I huff and spread my hands. “What?”

He wets his lips and strides toward me with slow, even steps like he has all the time in the world. I try not to bristle or quiver, all my nerve-endings seeming to stand to attention.

This whole confident, take-charge, give-no-shits thing he’s got going on? Yeah, it really does it for me.

“You’re not stuck up.”

I make a face.

He comes to a stop mere inches away from me. Arching a brow, he says, “You’re defensive. And I don’t mean in a bad way. You’re just…” He tips his head to the side. “I guess I just see it now. You’re protecting yourself, that’s all. And I’m sorry I made assumptions.”

Searching his face, I feel my frown deepen.

His features pinch and he glances down, eyes darting around my chest like he’s struggling with something. “I didn’t always have the best experience with wealthy people growing up. And then, some of the people in my ex’s circle… It makes me defensive, and when I get defensive, I don’t shut down like you, I lash out.”

I blink. “Oh.”

He looks up through his lashes, meeting my gaze. “Oh?”

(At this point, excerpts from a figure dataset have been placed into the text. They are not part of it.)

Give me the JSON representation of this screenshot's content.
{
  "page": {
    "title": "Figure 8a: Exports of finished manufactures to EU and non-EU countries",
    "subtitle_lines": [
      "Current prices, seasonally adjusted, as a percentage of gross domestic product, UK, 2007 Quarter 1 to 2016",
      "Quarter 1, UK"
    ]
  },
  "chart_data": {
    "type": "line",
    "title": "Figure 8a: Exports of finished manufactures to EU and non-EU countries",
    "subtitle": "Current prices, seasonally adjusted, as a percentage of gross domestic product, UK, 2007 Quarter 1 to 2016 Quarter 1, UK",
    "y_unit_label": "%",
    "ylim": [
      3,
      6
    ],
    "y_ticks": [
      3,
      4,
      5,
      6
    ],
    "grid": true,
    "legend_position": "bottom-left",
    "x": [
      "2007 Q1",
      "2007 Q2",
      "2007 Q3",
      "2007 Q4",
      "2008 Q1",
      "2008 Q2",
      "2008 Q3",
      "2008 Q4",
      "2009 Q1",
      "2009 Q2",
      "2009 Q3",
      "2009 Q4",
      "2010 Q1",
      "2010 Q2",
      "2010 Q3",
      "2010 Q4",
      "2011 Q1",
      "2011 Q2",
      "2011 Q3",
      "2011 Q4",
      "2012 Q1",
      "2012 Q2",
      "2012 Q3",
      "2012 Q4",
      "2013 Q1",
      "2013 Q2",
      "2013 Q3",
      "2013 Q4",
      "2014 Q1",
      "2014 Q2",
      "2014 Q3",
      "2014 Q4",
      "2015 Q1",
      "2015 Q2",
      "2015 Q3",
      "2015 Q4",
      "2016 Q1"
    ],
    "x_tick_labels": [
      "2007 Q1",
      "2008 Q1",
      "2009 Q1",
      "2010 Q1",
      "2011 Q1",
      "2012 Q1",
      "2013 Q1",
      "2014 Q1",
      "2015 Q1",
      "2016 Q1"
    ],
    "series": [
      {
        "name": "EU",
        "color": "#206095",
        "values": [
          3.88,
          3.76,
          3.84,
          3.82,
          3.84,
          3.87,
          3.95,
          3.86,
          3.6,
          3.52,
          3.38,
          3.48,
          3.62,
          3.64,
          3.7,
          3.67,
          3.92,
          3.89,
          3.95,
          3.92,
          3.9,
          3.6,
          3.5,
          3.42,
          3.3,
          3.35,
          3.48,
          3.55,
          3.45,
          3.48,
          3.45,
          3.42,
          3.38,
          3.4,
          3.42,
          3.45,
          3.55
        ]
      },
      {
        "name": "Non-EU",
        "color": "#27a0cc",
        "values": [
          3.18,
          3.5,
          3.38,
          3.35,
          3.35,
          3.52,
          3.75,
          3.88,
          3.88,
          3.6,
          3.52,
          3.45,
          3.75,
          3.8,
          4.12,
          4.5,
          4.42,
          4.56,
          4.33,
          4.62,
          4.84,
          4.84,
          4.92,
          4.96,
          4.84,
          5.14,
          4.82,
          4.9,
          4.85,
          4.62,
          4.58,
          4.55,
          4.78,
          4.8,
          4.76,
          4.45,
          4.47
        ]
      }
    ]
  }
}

Nodding, I say. “I get that. And I’m…I’m sorry if I ever gave you the impression that I thought I was better than you. ‘cause I’m not.”

He stares at me for a long beat.

Then, huffing, he shakes his head and says, “You barely even know me. And yet you say that like it’s a fact.” He eyes me curiously.

I shrug.Because it is.

He’s right, though, we don’t know each other—not really.

I know why he’s here. He kind of knows how I ended up here.

Our lives are just caricatures, the moments that led us to Black Diamond exaggerated, emphasized in bold slashes, while the rest of us remains thinly sketched, practically invisible, depending on how you look at it.

Sure, he got a glimpse of the more complicated, less clear-cut parts of me earlier on the beach. The parts of me that are unexplainable—undefinable—but make me who I am at my core.